In the early 20th century there was a lot of fuss over the axiom of choice implying that there are Lebesgue non-measurable sets of reals. In his book about The Axiom of Choice, Gregory Moore points to the following paper:
Sierpinski, W. "L’axiome de M. Zermelo et son rôle dans la théorie des ensembles et l’analyse." Bulletin de l’Académie des Sciences de Cracovie, Classe des Sciences Math., Sér. A (1918) (1918): 97-152.
(And even more specifically, to pages 124-125.)
Moore writes that Sierpinski proved that if $[\Bbb R]^\omega$ has cardinality $2^{\aleph_0}$, then there is a non-measurable set. Lebesgue argued that Sierpinski uses the axiom of choice, but Moore points out that while the assumption requires some amount of choice (as we full well know today), the implication does not.
Being a historical book about the axiom of choice, Moore doesn't provide a sketch of the proof. However, I've been unable to locate the paper. Which brings me to my question.
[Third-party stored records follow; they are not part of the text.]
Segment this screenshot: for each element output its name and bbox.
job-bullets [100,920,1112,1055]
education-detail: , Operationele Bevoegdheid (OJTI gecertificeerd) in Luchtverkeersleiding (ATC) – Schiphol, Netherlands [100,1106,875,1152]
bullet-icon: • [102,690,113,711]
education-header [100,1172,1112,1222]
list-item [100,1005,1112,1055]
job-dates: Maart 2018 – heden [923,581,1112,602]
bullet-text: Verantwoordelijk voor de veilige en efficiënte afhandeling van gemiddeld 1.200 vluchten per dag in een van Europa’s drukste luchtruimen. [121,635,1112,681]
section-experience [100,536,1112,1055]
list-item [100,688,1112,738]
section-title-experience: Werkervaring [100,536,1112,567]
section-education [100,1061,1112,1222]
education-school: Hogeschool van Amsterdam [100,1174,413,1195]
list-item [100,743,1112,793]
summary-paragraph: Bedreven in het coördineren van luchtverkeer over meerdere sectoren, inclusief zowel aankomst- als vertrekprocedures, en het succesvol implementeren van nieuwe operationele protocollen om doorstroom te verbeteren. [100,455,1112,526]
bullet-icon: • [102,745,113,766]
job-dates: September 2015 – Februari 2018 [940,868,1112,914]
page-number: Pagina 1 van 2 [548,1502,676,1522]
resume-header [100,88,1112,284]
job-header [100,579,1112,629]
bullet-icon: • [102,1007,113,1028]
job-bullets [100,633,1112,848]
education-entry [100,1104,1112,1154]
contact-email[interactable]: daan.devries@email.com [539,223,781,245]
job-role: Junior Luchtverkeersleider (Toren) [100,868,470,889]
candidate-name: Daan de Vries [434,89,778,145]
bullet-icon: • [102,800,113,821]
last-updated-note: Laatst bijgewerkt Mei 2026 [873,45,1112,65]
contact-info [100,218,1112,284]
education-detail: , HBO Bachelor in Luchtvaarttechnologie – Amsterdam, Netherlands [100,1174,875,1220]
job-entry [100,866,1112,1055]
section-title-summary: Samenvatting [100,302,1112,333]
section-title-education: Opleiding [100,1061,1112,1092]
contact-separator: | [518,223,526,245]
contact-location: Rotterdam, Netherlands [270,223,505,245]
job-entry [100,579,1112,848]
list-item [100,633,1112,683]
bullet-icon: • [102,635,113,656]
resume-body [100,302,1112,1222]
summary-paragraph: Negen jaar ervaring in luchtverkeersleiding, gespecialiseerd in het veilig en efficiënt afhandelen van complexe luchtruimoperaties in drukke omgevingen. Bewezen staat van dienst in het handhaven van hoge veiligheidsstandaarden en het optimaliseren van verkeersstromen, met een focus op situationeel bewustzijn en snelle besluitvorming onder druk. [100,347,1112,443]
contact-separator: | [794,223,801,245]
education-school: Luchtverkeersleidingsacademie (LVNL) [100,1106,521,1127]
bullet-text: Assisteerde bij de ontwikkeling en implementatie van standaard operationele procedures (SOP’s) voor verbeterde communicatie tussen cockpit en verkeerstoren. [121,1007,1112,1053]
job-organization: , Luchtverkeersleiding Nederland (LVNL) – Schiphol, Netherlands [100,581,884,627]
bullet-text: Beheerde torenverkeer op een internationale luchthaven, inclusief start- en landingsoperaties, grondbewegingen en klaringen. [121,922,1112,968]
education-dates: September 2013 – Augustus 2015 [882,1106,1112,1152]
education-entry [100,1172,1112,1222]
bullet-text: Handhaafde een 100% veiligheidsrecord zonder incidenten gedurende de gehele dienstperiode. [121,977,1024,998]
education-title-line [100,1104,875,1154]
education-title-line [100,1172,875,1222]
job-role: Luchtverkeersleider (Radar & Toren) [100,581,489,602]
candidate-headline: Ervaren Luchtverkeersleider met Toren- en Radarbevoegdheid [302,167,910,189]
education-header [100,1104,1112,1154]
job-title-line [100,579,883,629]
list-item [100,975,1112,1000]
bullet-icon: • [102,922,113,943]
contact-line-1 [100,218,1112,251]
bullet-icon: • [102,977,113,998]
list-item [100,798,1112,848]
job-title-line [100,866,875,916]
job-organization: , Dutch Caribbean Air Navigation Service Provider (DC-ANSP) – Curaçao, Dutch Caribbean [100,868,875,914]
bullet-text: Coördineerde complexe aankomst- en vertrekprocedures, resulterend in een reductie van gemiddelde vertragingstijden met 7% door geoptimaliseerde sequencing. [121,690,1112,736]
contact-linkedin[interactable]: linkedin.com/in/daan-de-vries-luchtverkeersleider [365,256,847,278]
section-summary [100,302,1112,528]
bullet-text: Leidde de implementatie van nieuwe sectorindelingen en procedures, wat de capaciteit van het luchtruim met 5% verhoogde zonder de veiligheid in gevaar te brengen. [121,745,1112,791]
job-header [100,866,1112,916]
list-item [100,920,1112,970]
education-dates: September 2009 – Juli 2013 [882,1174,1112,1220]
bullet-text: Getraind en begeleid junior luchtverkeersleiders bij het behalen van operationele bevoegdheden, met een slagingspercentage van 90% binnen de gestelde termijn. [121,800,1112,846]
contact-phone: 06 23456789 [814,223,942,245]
Question. Is there any accessible (preferably English) reference to what the argument of Sierpinski was?
Best Answer
Here's Sierpinski's argument: Let $h:[\mathbb{R}]^{\omega} \to \mathbb{R}$ be any injection. Define $f:\mathbb{R} \to \mathbb{R}$ by $f(x) = h(E_x)$ where $E_x$ is the set of all reals which are at a rational distance from $x$. Note that $x - y$ is rational iff $f(x) = f(y)$. Towards a contradiction, suppose $f$ is Lebesgue measurable. Then $g(x) = f(x) - f(-x)$ is also measurable and is nonzero precisely at irrationals. Let $N = \{x: g(x) > 0\}$. Note that for any rational $r$, $g(r - x) = -g(x)$ so $x \in N \iff r - x \notin N$. But this contradicts Lebesgue density theorem.